Dalam penelusuran tersebut ditemukan beberapa pabrik sawit mengisi kebutuhannya akan tandan buah segar [TBS] sawit dengan 67,83 persen dari perkebunan internal dan 32, 17 persen dari luar. TBS dari luar berasal dari 12 pemasok yang terdiri dari perorangan maupun yang sudah berbentuk badan usaha. Atas gambaran itu Gulat Manurung mengatakan Lembaga APKASINDO memberikan rekomendasi agar pemerintah daerah tidak memperpanjang izin kepada petani yang sudah terlanjur memakai hutan lindung. "Kami rekomendasikan agar pemerintah setempat tidak lagi memberikan perpanjangan bagi petani yang terlanjur menggunakan kawasan hutan lindung, hanya diizinkan untuk masa satu tanam, begitu halnya terhadap pabrik sawit yang tak jelas perolehan bahan sebagai pemasokan industri," kata dia.

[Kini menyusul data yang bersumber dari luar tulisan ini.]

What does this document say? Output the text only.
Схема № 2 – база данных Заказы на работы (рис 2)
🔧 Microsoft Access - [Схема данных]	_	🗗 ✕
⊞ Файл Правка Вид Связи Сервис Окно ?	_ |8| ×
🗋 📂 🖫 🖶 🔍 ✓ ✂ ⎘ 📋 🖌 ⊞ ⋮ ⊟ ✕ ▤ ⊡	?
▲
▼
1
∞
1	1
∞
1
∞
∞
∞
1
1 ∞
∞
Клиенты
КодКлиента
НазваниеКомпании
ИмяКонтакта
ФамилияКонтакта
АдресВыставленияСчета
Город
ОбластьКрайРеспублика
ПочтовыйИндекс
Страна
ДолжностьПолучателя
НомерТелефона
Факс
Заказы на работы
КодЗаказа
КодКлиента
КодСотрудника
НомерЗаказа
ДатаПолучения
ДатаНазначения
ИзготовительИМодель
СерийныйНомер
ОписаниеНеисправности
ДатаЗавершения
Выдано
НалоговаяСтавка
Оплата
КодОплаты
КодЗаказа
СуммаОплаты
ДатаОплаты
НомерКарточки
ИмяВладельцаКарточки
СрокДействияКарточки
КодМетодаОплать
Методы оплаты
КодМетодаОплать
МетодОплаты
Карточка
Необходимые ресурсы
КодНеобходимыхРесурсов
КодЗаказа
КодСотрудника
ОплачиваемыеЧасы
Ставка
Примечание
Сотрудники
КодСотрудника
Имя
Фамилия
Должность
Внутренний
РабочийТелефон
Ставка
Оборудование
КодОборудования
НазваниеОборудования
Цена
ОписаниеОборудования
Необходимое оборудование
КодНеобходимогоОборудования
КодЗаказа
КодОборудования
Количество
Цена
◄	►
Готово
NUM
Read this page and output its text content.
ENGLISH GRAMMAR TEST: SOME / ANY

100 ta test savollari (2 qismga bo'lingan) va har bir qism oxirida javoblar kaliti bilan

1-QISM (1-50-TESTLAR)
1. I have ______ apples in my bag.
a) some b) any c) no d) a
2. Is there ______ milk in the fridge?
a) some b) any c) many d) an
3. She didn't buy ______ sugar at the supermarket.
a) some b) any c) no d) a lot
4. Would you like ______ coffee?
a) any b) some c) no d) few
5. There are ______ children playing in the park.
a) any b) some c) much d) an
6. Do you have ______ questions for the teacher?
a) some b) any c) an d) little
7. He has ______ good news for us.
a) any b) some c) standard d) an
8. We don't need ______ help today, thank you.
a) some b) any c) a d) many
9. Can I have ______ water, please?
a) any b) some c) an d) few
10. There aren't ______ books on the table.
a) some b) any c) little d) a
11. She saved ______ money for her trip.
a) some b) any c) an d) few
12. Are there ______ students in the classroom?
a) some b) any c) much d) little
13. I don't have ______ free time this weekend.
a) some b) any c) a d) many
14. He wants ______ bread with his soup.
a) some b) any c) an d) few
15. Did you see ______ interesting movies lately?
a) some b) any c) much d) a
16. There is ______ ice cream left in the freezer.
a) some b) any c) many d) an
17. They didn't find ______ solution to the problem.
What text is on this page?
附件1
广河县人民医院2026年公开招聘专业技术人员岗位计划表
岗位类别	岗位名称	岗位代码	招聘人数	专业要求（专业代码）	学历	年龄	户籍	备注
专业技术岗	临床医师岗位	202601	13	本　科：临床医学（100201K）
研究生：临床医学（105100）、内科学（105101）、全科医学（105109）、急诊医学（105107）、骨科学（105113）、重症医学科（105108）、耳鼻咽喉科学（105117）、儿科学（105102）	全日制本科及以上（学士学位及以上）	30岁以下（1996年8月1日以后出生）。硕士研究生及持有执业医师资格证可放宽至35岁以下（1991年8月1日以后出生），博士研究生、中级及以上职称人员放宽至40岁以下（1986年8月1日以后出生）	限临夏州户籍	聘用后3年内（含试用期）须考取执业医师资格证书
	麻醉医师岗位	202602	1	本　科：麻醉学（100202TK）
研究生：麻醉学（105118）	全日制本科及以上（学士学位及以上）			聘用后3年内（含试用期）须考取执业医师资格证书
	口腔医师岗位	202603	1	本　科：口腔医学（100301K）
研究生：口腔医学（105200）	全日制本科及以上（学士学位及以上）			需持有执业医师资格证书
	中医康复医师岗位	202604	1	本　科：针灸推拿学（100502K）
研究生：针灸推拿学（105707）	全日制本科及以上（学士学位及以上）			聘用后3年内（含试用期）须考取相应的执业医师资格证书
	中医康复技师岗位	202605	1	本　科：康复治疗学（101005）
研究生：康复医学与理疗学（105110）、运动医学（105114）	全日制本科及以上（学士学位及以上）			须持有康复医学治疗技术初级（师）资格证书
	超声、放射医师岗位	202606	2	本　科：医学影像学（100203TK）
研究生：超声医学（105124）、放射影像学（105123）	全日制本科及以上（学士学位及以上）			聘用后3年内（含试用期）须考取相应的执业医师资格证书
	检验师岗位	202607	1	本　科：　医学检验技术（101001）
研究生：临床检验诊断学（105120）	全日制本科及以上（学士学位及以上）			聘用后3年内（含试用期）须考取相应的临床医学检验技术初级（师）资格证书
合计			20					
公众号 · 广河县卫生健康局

Menurutnya, penutupan tidak bisa langsung dilakukan karena berimplikasi kepada mata pencaharian masyarakat. Selain itu, dia juga merekomendasikan agar pabrik kelapa sawit [PKS] ketika mengurus izin harus mencantumkan kemampuan untuk memenuhi kebutuhan akan TBS agar tidak mendorong orang untuk merambah hutan secara liar. "Agar di dalam mendirikan izin perlu dilampirkan kejelasan dan kecukupan kebutuhan bahan baku sehingga ke depan tidak lagi bermasalah terkait produk CPO. Pendiri PKS yang akan datang perlu melampirkan asal usul bahan, kecukupan lahan dan CPO, sehingga tidak menstimulus masyarakat untuk merambah hutan yang bukan hutan produksi," katanya.
Gulat membenarkan data P3ES Kementerian Lingkungan Hidup Kehutanan [KLHK], terdapat 1,628 juta hektar kebun kelapa sawit ilegal yang berada dalam kawasan hutan. Data hingga Oktober 2020 itu diketahui merupakan kebun milik petani sawit di Riau. Namun diakuinya pemerintah telah menetapkan kebijakan untuk kebun kelapa sawit milik petani yang berada di kawasan hutan lindung dan konservasi akan dikembalikan kepada negara. "Pemerintah akan memberikan toleransi selama satu daur hidup atau selama satu masa usia hidup sekali penanaman kelapa sawit. Selanjutnya lahan pertanian kelapa sawit seluas 1,628 juta hektar itu tidak lagi dapat dikuasai petani".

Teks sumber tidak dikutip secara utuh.